Who We Are

Our intention is to inform people of racist, homophobic, religious extreme hate speech perpetrators across social networking internet sites. And we also aim to be a focal point for people to access information and resources to report such perpetrators to appropriate web sites, governmental departments and law enforcement agencies around the world.

We will also post relevant news worthy items and information on Human rights issues, racism, extremist individuals and groups and far right political parties from around the world although predominantly Britain.

Monday 11 October 2010

US Republican candidate Rich Iott in Nazi uniform row (USA)

A Republican politician in the US has been criticised after pictures of him dressed in a Nazi uniform emerged on the internet.

Senior Republican figures have now sought to distance themselves from Rich Iott, a House candidate from Ohio.

Mr Iott admitted being a member of a group that re-enacted SS battles.

But he said he had been involved in re-enacting from many different eras and did not mean "any disrespect to anyone" in the US military.

Several photographs show Mr Iott posing as an officer in the Waffen SS - the combat wing of Hitler's feared Schutzstaffel.

The pictures first appeared on the website of Wiking, a re-enactment group based in America's mid-west.

Mr Iott, who uses the character name Reinhard Pferdmann, has admitted being a member of Wiking, saying it was a "purely historical interest".

And in a statement on his website, Mr Iott said: "Never, in any of my re-enacting of military history, have I meant any disrespect to anyone who served in our military or anyone who has been affected by the tragedy of war, especially the Jewish community.

"Historical re-enacting is a hobby enjoyed by millions of men - and women - around the world.
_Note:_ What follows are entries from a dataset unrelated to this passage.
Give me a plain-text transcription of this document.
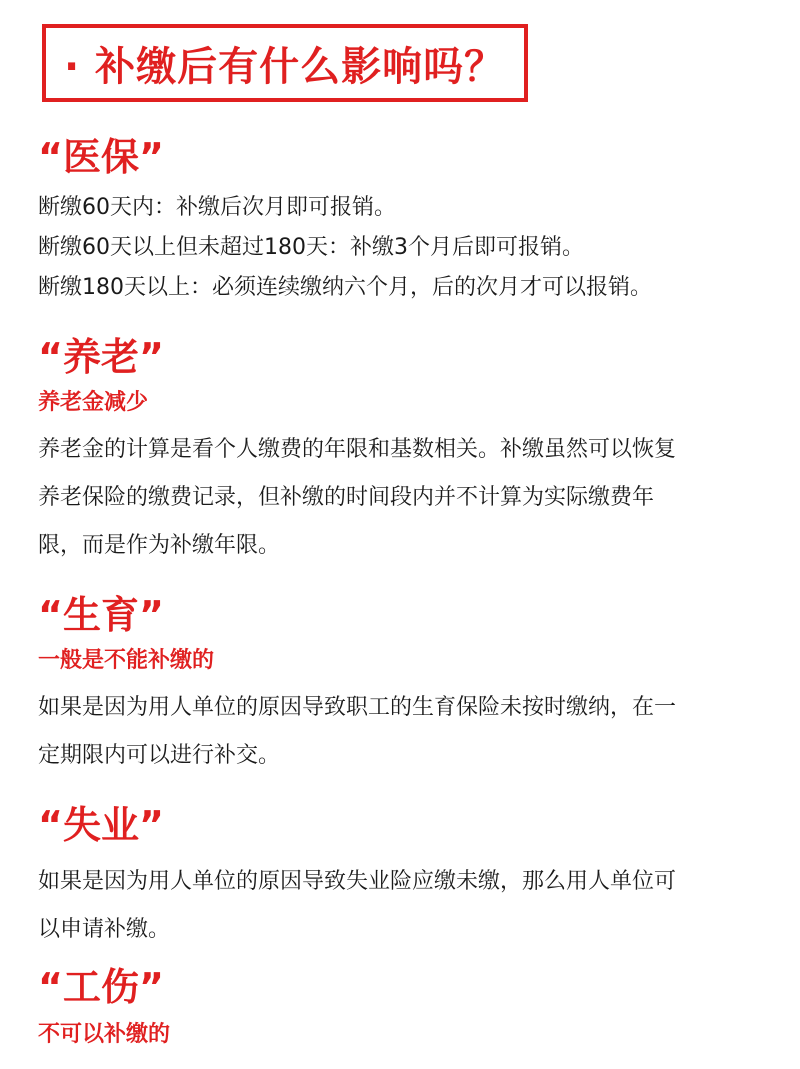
· 补缴后有什么影响吗？
“医保”

断缴60天内：补缴后次月即可报销。

断缴60天以上但未超过180天：补缴3个月后即可报销。

断缴180天以上：必须连续缴纳六个月，后的次月才可以报销。

“养老”
养老金减少

养老金的计算是看个人缴费的年限和基数相关。补缴虽然可以恢复

养老保险的缴费记录，但补缴的时间段内并不计算为实际缴费年

限，而是作为补缴年限。

“生育”
一般是不能补缴的

如果是因为用人单位的原因导致职工的生育保险未按时缴纳，在一

定期限内可以进行补交。

“失业”

如果是因为用人单位的原因导致失业险应缴未缴，那么用人单位可

以申请补缴。

“工伤”
不可以补缴的
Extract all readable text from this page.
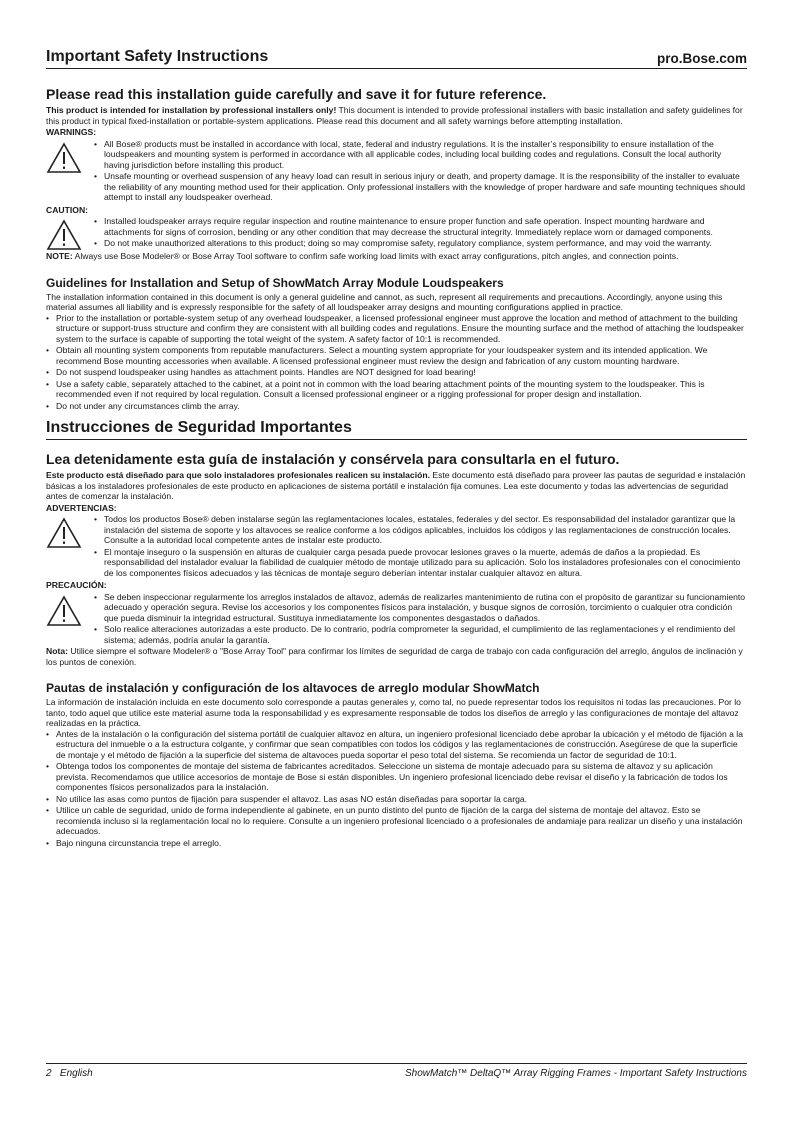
Important Safety Instructions	pro.Bose.com
Please read this installation guide carefully and save it for future reference.

This product is intended for installation by professional installers only! This document is intended to provide professional installers with basic installation and safety guidelines for this product in typical fixed-installation or portable-system applications. Please read this document and all safety warnings before attempting installation.

WARNINGS:
• All Bose® products must be installed in accordance with local, state, federal and industry regulations. It is the installer’s responsibility to ensure installation of the loudspeakers and mounting system is performed in accordance with all applicable codes, including local building codes and regulations. Consult the local authority having jurisdiction before installing this product.
• Unsafe mounting or overhead suspension of any heavy load can result in serious injury or death, and property damage. It is the responsibility of the installer to evaluate the reliability of any mounting method used for their application. Only professional installers with the knowledge of proper hardware and safe mounting techniques should attempt to install any loudspeaker overhead.
CAUTION:
• Installed loudspeaker arrays require regular inspection and routine maintenance to ensure proper function and safe operation. Inspect mounting hardware and attachments for signs of corrosion, bending or any other condition that may decrease the structural integrity. Immediately replace worn or damaged components.
• Do not make unauthorized alterations to this product; doing so may compromise safety, regulatory compliance, system performance, and may void the warranty.

NOTE: Always use Bose Modeler® or Bose Array Tool software to confirm safe working load limits with exact array configurations, pitch angles, and connection points.

Guidelines for Installation and Setup of ShowMatch Array Module Loudspeakers

The installation information contained in this document is only a general guideline and cannot, as such, represent all requirements and precautions. Accordingly, anyone using this material assumes all liability and is expressly responsible for the safety of all loudspeaker array designs and mounting configurations applied in practice.

• Prior to the installation or portable-system setup of any overhead loudspeaker, a licensed professional engineer must approve the location and method of attachment to the building structure or support-truss structure and confirm they are consistent with all building codes and regulations. Ensure the mounting surface and the method of attaching the loudspeaker system to the surface is capable of supporting the total weight of the system. A safety factor of 10:1 is recommended.
• Obtain all mounting system components from reputable manufacturers. Select a mounting system appropriate for your loudspeaker system and its intended application. We recommend Bose mounting accessories when available. A licensed professional engineer must review the design and fabrication of any custom mounting hardware.
• Do not suspend loudspeaker using handles as attachment points. Handles are NOT designed for load bearing!
• Use a safety cable, separately attached to the cabinet, at a point not in common with the load bearing attachment points of the mounting system to the loudspeaker. This is recommended even if not required by local regulation. Consult a licensed professional engineer or a rigging professional for proper design and installation.
• Do not under any circumstances climb the array.
Instrucciones de Seguridad Importantes
Lea detenidamente esta guía de instalación y consérvela para consultarla en el futuro.

Este producto está diseñado para que solo instaladores profesionales realicen su instalación. Este documento está diseñado para proveer las pautas de seguridad e instalación básicas a los instaladores profesionales de este producto en aplicaciones de sistema portátil e instalación fija comunes. Lea este documento y todas las advertencias de seguridad antes de comenzar la instalación.

ADVERTENCIAS:
• Todos los productos Bose® deben instalarse según las reglamentaciones locales, estatales, federales y del sector. Es responsabilidad del instalador garantizar que la instalación del sistema de soporte y los altavoces se realice conforme a los códigos aplicables, incluidos los códigos y las reglamentaciones de construcción locales. Consulte a la autoridad local competente antes de instalar este producto.
• El montaje inseguro o la suspensión en alturas de cualquier carga pesada puede provocar lesiones graves o la muerte, además de daños a la propiedad. Es responsabilidad del instalador evaluar la fiabilidad de cualquier método de montaje utilizado para su aplicación. Solo los instaladores profesionales con el conocimiento de los componentes físicos adecuados y las técnicas de montaje seguro deberían intentar instalar cualquier altavoz en altura.
PRECAUCIÓN:
• Se deben inspeccionar regularmente los arreglos instalados de altavoz, además de realizarles mantenimiento de rutina con el propósito de garantizar su funcionamiento adecuado y operación segura. Revise los accesorios y los componentes físicos para instalación, y busque signos de corrosión, torcimiento o cualquier otra condición que pueda disminuir la integridad estructural. Sustituya inmediatamente los componentes desgastados o dañados.
• Solo realice alteraciones autorizadas a este producto. De lo contrario, podría comprometer la seguridad, el cumplimiento de las reglamentaciones y el rendimiento del sistema; además, podría anular la garantía.

Nota: Utilice siempre el software Modeler® o "Bose Array Tool" para confirmar los límites de seguridad de carga de trabajo con cada configuración del arreglo, ángulos de inclinación y los puntos de conexión.

Pautas de instalación y configuración de los altavoces de arreglo modular ShowMatch

La información de instalación incluida en este documento solo corresponde a pautas generales y, como tal, no puede representar todos los requisitos ni todas las precauciones. Por lo tanto, todo aquel que utilice este material asume toda la responsabilidad y es expresamente responsable de todos los diseños de arreglo y las configuraciones de montaje del altavoz realizadas en la práctica.

• Antes de la instalación o la configuración del sistema portátil de cualquier altavoz en altura, un ingeniero profesional licenciado debe aprobar la ubicación y el método de fijación a la estructura del inmueble o a la estructura colgante, y confirmar que sean compatibles con todos los códigos y las reglamentaciones de construcción. Asegúrese de que la superficie de montaje y el método de fijación a la superficie del sistema de altavoces pueda soportar el peso total del sistema. Se recomienda un factor de seguridad de 10:1.
• Obtenga todos los componentes de montaje del sistema de fabricantes acreditados. Seleccione un sistema de montaje adecuado para su sistema de altavoz y su aplicación prevista. Recomendamos que utilice accesorios de montaje de Bose si están disponibles. Un ingeniero profesional licenciado debe revisar el diseño y la fabricación de todos los componentes físicos personalizados para la instalación.
• No utilice las asas como puntos de fijación para suspender el altavoz. Las asas NO están diseñadas para soportar la carga.
• Utilice un cable de seguridad, unido de forma independiente al gabinete, en un punto distinto del punto de fijación de la carga del sistema de montaje del altavoz. Esto se recomienda incluso si la reglamentación local no lo requiere. Consulte a un ingeniero profesional licenciado o a profesionales de andamiaje para realizar un diseño y una instalación adecuados.
• Bajo ninguna circunstancia trepe el arreglo.
2   English	ShowMatch™ DeltaQ™ Array Rigging Frames - Important Safety Instructions
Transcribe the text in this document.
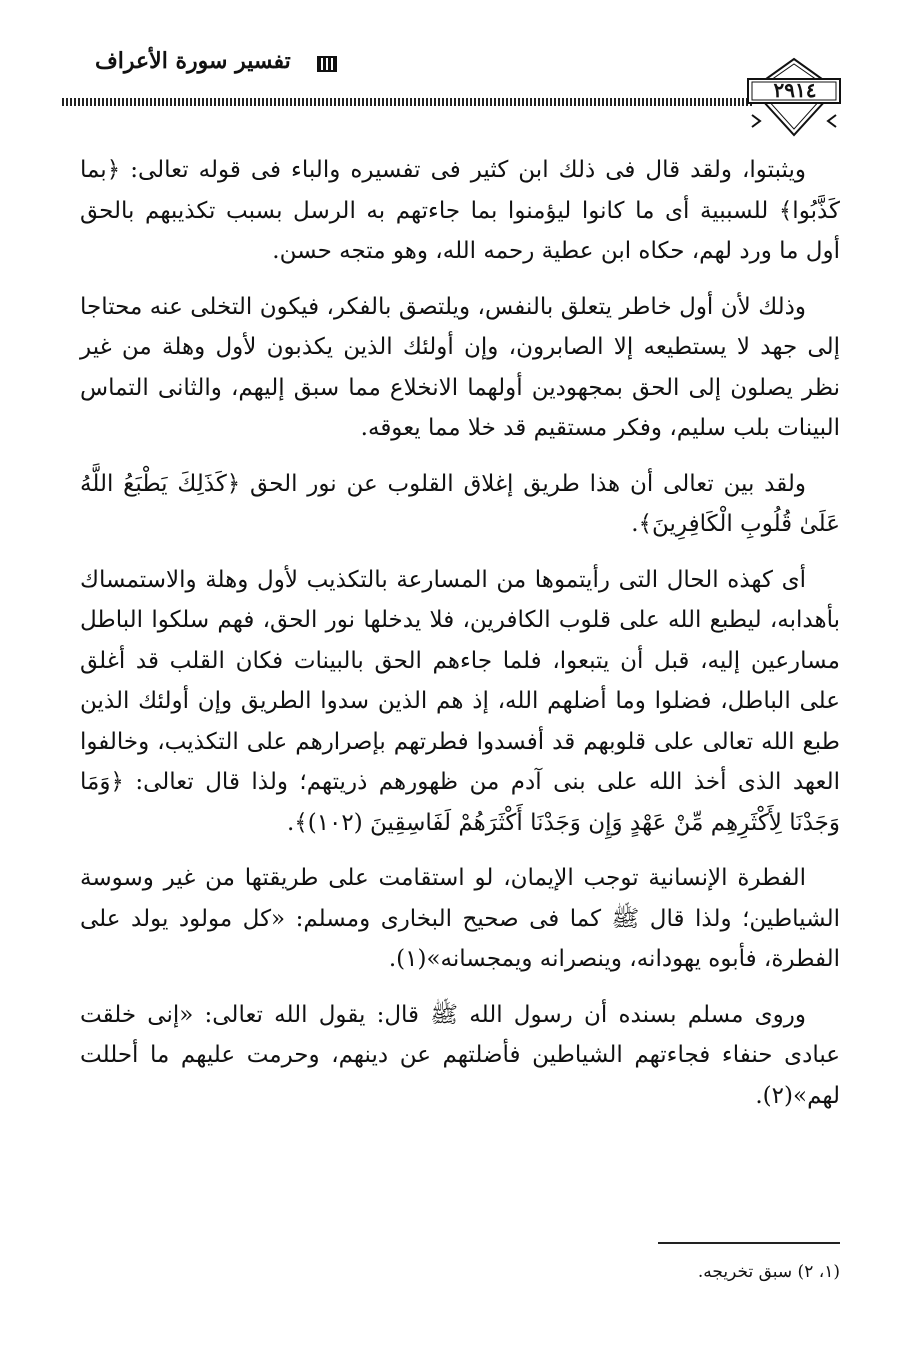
تفسير سورة الأعراف
٢٩١٤

ويثبتوا، ولقد قال فى ذلك ابن كثير فى تفسيره والباء فى قوله تعالى: ﴿بما كَذَّبُوا﴾ للسببية أى ما كانوا ليؤمنوا بما جاءتهم به الرسل بسبب تكذيبهم بالحق أول ما ورد لهم، حكاه ابن عطية رحمه الله، وهو متجه حسن.

وذلك لأن أول خاطر يتعلق بالنفس، ويلتصق بالفكر، فيكون التخلى عنه محتاجا إلى جهد لا يستطيعه إلا الصابرون، وإن أولئك الذين يكذبون لأول وهلة من غير نظر يصلون إلى الحق بمجهودين أولهما الانخلاع مما سبق إليهم، والثانى التماس البينات بلب سليم، وفكر مستقيم قد خلا مما يعوقه.

ولقد بين تعالى أن هذا طريق إغلاق القلوب عن نور الحق ﴿كَذَلِكَ يَطْبَعُ اللَّهُ عَلَىٰ قُلُوبِ الْكَافِرِينَ﴾.

أى كهذه الحال التى رأيتموها من المسارعة بالتكذيب لأول وهلة والاستمساك بأهدابه، ليطبع الله على قلوب الكافرين، فلا يدخلها نور الحق، فهم سلكوا الباطل مسارعين إليه، قبل أن يتبعوا، فلما جاءهم الحق بالبينات فكان القلب قد أغلق على الباطل، فضلوا وما أضلهم الله، إذ هم الذين سدوا الطريق وإن أولئك الذين طبع الله تعالى على قلوبهم قد أفسدوا فطرتهم بإصرارهم على التكذيب، وخالفوا العهد الذى أخذ الله على بنى آدم من ظهورهم ذريتهم؛ ولذا قال تعالى: ﴿وَمَا وَجَدْنَا لِأَكْثَرِهِم مِّنْ عَهْدٍ وَإِن وَجَدْنَا أَكْثَرَهُمْ لَفَاسِقِينَ (١٠٢)﴾.

الفطرة الإنسانية توجب الإيمان، لو استقامت على طريقتها من غير وسوسة الشياطين؛ ولذا قال ﷺ كما فى صحيح البخارى ومسلم: «كل مولود يولد على الفطرة، فأبوه يهودانه، وينصرانه ويمجسانه»(١).

وروى مسلم بسنده أن رسول الله ﷺ قال: يقول الله تعالى: «إنى خلقت عبادى حنفاء فجاءتهم الشياطين فأضلتهم عن دينهم، وحرمت عليهم ما أحللت لهم»(٢).

(١، ٢) سبق تخريجه.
I have been involved in historical re-enacting from many different eras since I was in college."

Mr Iott also posted several photographs which showed him dressed in a US World War I uniform and also in a Union uniform during a Civil War re-enactment.

Despite this, the situation is now making some in the Republican Party uncomfortable, the BBC's Ian Mackenzie in Washington says.

On Sunday, Republican whip Eric Cantor said he repudiated Mr Iott's actions.

"I do not support anything like this," he told Fox News on Sunday.

The Iott controversy comes amid growing concern in the Republican party about the views of some candidates for the mid-term elections in November, our correspondent says.

He adds that the growth of the ultra-conservative Tea Party movement has left them with one would-be senator who has questioned the civil rights legislation in the 1960s, while another confessed to dabbling in witchcraft and suggested scientists were implanting full human brains into mice.